When I was a kid, I had a dream I went to a Prince concert with my mom and my aunt. In the dream, we drove down a long gravel road to an old, abandoned airplane hanger. There were cars everywhere-- lining the road, parked in the grass, jammed into anywhere they could fit. We got in where we fit in, both literally and figuratively. When we got out of the car and started to make our way toward the hanger, I was very aware of how small I was. My mom and my aunt towered over me like walls guarding me-- one on each side, holding my hands. As we got closer to the hanger, I could see it had a huge opening on one side. I could see people inside, packed wall to wall. We entered and magically made our way to the front of the room. The space was full of unfamiliar faces and was completely silent. When Prince walked on stage, bubbles rained down from the ceiling. The crowd erupted into dancing. The space was instantly filled with life. With the mic stand positioned in front of his tiny frame, he began to sing "Purple Rain," and he was beautiful.

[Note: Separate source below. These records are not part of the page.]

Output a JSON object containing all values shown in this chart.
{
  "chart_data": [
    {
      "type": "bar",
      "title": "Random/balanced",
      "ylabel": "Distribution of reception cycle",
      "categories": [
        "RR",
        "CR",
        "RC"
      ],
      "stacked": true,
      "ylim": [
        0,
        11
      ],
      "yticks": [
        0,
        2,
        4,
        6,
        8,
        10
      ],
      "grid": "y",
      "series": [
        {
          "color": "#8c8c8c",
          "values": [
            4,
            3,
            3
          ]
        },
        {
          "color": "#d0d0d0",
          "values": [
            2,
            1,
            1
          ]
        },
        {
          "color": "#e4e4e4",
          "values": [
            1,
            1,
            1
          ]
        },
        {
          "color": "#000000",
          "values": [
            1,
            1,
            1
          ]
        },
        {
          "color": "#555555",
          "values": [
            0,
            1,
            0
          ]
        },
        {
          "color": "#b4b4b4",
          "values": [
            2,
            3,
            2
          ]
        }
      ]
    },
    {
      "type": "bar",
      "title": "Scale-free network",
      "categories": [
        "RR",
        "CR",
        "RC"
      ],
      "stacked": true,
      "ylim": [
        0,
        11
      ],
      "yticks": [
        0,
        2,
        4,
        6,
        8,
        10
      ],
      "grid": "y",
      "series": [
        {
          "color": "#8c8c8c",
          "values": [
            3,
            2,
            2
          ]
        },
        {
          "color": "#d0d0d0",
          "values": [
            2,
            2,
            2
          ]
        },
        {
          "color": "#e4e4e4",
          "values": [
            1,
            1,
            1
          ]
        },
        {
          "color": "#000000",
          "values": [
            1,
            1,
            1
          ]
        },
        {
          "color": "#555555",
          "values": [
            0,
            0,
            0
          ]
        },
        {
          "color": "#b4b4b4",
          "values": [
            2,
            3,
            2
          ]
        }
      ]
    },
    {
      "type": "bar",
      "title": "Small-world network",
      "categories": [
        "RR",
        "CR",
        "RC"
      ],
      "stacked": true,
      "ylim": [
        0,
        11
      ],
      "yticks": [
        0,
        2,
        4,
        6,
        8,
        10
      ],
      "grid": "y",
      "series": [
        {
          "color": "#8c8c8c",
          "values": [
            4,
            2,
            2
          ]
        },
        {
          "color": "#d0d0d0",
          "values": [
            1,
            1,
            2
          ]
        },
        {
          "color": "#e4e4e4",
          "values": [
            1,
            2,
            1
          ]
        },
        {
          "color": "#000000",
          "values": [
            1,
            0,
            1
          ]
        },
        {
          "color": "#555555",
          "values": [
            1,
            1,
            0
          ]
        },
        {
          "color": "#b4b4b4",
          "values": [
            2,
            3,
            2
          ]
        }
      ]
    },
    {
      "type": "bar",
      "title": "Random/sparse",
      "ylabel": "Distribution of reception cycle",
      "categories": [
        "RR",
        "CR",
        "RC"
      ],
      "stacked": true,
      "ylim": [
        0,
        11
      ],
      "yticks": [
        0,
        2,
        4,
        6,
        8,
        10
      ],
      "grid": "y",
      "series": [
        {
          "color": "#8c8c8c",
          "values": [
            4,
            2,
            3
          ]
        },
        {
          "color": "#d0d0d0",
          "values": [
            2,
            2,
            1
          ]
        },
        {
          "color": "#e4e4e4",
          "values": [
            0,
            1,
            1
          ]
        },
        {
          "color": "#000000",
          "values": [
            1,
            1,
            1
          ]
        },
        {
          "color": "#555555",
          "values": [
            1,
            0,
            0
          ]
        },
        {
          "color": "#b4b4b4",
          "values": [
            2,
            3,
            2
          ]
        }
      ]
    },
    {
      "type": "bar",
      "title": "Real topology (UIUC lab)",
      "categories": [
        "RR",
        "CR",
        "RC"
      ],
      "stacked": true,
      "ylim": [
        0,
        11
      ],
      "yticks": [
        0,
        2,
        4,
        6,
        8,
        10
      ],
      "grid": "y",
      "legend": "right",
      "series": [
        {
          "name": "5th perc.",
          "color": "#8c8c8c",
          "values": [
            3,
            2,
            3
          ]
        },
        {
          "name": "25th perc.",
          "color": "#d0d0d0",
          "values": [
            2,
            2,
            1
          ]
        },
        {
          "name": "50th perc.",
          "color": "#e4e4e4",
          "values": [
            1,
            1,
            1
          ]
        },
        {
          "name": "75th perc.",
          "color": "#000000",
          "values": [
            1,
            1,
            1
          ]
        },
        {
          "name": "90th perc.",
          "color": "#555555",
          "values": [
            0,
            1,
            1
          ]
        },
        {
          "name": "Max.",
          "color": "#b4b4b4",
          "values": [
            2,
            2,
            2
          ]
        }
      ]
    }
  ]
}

I spent a number of years not knowing if this was a dream or not-- hell, I'm still on the fence about it lol. I think about asking my mom if we ever went to a secret concert in a hanger, but I stop myself, because a part of me knows it's crazy (and another part of me doesn't want to hear it isn't true). This dream sticks with me so real, more like a memory than a fleeting REM moment. The faces of all the strangers, the tears rolling down my face, my sincere excitement, and my mom dancing with great freedom. It was bright. That hanger was a bright moment in my dark childhood, and it was all because of Prince. Real or not, I have always been grateful to him for giving it to me.
On April 21, 2016, Prince Rogers Nelson transitioned, and I cried. I cried tears like we knew each other, like he was my favorite uncle. Today, I cried the kind of tears I couldn't hide or push down. I cried sincere tears of mourning for the soul of Prince passing from this life to the next. Today, I cried tears of gratitude for a gift he never knew he gave. Thank you Prince.